La contestaria Mafalda e' ultraquarantenne, una splendida ultraquarantenne; gli anni se li porta molto bene, l'interesse e la simpatia per lei non viene mai meno, e' talmente popolare in Argentina al punto da dedicarle una piazza di Buenos Aires, e' stata pubblicata ovunque, persino in Cina, ma, particolare curioso, non negli Usa.
Che abbiano anche loro paura di lei? Non usa il computer, non possiede telefonino, detesta gli adulti che vogliono impadronirsi del petrolio costi quello che costi, odia i regimi militari, e non solo quelli dell'America Latina, nutre avversione per gli stereotipi di qualsiasi natura, la globalizzazione selvaggia, l'ottusita' del mondo degli adulti e pure la minestra.

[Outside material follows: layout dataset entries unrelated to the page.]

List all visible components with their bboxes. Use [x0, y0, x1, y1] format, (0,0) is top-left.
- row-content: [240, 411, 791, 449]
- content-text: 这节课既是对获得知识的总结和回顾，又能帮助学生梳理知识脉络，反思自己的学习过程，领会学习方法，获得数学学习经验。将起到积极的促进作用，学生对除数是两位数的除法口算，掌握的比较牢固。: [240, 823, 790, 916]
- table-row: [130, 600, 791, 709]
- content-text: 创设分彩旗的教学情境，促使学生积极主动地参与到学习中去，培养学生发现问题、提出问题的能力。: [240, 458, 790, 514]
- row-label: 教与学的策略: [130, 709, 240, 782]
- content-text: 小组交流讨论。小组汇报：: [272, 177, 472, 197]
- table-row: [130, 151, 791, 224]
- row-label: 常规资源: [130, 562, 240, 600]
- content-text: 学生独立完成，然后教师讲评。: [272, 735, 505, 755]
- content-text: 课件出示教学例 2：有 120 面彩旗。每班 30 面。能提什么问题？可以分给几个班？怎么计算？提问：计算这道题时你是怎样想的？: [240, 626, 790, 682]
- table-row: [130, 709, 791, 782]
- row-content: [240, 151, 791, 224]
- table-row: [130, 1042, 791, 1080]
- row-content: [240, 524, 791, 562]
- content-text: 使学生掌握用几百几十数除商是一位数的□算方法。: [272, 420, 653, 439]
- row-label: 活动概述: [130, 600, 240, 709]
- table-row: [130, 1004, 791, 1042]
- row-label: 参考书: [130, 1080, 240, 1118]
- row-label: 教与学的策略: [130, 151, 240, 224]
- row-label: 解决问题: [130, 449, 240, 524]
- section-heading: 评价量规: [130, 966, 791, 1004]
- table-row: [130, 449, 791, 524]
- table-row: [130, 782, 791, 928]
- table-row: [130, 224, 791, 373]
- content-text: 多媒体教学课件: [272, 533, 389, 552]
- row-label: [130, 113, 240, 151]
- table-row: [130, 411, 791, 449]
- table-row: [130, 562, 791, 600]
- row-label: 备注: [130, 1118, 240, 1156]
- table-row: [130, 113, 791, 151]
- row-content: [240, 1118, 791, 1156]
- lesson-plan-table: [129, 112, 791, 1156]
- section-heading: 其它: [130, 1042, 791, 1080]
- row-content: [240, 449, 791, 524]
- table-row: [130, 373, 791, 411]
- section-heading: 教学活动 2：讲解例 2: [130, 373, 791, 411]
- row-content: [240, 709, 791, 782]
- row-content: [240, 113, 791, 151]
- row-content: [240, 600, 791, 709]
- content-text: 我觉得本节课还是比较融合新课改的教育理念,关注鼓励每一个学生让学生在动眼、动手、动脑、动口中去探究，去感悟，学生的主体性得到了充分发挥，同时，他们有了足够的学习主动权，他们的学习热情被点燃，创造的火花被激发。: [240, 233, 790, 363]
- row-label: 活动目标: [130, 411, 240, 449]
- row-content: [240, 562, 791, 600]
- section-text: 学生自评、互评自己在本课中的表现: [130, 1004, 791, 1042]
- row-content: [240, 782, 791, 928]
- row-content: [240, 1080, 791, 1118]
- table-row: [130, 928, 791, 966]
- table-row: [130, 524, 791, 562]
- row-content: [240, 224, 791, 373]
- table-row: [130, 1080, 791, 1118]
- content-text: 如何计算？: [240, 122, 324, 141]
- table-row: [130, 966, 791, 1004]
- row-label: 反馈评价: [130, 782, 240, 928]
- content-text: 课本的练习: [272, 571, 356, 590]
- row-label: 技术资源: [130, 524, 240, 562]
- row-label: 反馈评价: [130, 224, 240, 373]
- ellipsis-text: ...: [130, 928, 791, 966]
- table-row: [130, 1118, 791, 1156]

Negli anni '70 ha sposato la causa femminista con il famoso slogan urlato a squarciagola "Io sono miaaaa!!!"Che sia una comunista in pectore?
Scegliere fra Mafalda e i Peanuts, dicono, e' come scegliere tra i Beatles e i Rolling Stones, io comunque scelgo sicuramente lei.
Spesso la critica si chiede se i fumetti abbiano pari dignita' di un libro, nel caso delle strisce di Quino ne hanno anche di piu', perche' contengono piu' libri insieme: politica, psicanalisi, antropologia, pedagogia, sociologia e chissa' quanti altri, nascosti tra le strips.